Black Friday was not favorable for US stocks. Each major U.S. stock index fell more than 2% in the cut-off trading session amid concerns about the omicron coronavirus variant. While it is still too early to say whether this latest variant will disrupt global trade in any meaningful way, stock markets around the world are likely to be volatile until this threat is resolved. In turn, investors may want to take a defensive stance on equities for the remainder of the year.
What is the best strategy to strengthen your portfolio’s defense against market-wide volatility? Holding stocks of companies with stable free cash flow, above-average dividend yields, and reasonable valuations is always a good idea, especially in uncertain economic climates. The pharma titan GlaxoSmithKline (NYSE: GSK) tick all of these boxes. Here’s why this leading pharmaceutical stock is worth buying right now.
GlaxoSmithKline: A story of transformation
GlaxoSmithKline (aka Glaxo) has been one of the top performing stocks of major pharmaceutical companies over the past 10 years. Shares of the British drugmaker are currently down more than 1% in this long period, which is an impressive achievement given that it has covered one of the hottest bull markets in recorded history. .
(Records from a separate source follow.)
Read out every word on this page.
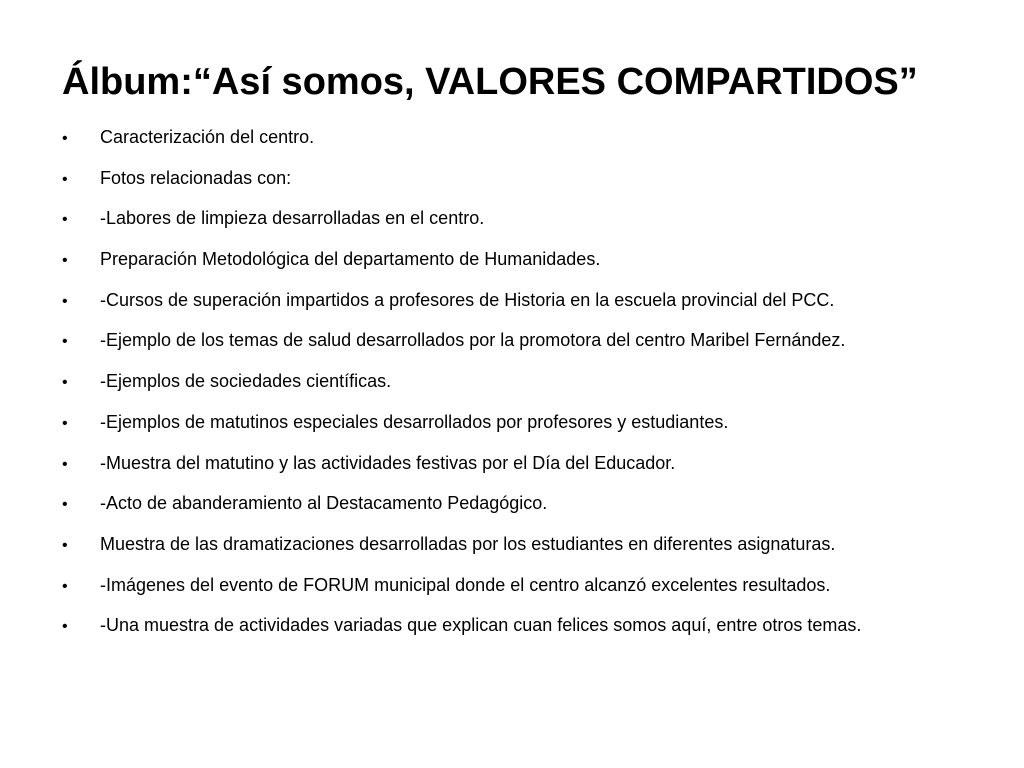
Álbum:“Así somos, VALORES COMPARTIDOS”
•	Caracterización del centro.
•	Fotos relacionadas con:
•	-Labores de limpieza desarrolladas en el centro.
•	Preparación Metodológica del departamento de Humanidades.
•	-Cursos de superación impartidos a profesores de Historia en la escuela provincial del PCC.
•	-Ejemplo de los temas de salud desarrollados por la promotora del centro Maribel Fernández.
•	-Ejemplos de sociedades científicas.
•	-Ejemplos de matutinos especiales desarrollados por profesores y estudiantes.
•	-Muestra del matutino y las actividades festivas por el Día del Educador.
•	-Acto de abanderamiento al Destacamento Pedagógico.
•	Muestra de las dramatizaciones desarrolladas por los estudiantes en diferentes asignaturas.
•	-Imágenes del evento de FORUM municipal donde el centro alcanzó excelentes resultados.
•	-Una muestra de actividades variadas que explican cuan felices somos aquí, entre otros temas.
Glaxo shares have significantly underperformed its peers over the past 10 years due to a plethora of headwinds, such as patent expirations, low returns on external and internal pipeline candidates, and development activity. expensive trading that did not impress Wall Street. In an odd turn of events, however, Glaxo’s stock has easily been one of the top performing biopharmaceutical stocks in 2021.
Glaxo’s resurgence in 2021 is particularly noteworthy in light of the fact that a large portion of the biopharmaceutical industry is currently down double-digit this year. The pharmaceutical giant’s stock, in fact, is near a 52-week high as of this writing.
Glaxo’s happy new year stems mainly from management’s bold decision to finally turn the consumer healthcare unit into a stand-alone business from 2022. Coupled with this split, the drugmaker also expects to be active in the mergers and acquisitions scene in an attempt to strengthen its pharmaceutical portfolio and pipeline.
Although speculative in nature, Glaxo may decide to deepen its relationship with its current partners Adaptimmune Therapeutics, Arrowhead Pharmaceuticals, and or 23andMe Holding Co. from next year. Such steps would give the company truly new research and development capabilities as the second half of the decade approaches, a feature that is sorely lacking in its drug development platform today.
Now the bad news is that Glaxo will cut its dividend by around 30% next year to generate the cost savings needed to pursue value-creating acquisitions. Glaxo’s annual dividend yield is therefore expected to fall from its current record rate of 5.37% to a more modest level of 3.76% (all other things being equal).
That’s still an above-average dividend yield for a large-cap pharmaceutical stock, however. Additionally, the drugmaker’s shares are currently valued at less than 2.5 times its 12-month sales, which is a low valuation for a high-dividend stock.
All things considered, Glaxo’s stock offers investors a high degree of security in this turbulent market, thanks to its continued transformation into a growth-oriented company, a top-notch dividend program and a very cheap valuation.
This article represents the opinion of the author, who may disagree with the âofficialâ recommendation position of a premium Motley Fool consulting service. We are heterogeneous! Questioning an investment thesis – even one of our own – helps us all to think critically about investing and make decisions that help us become smarter, happier, and richer.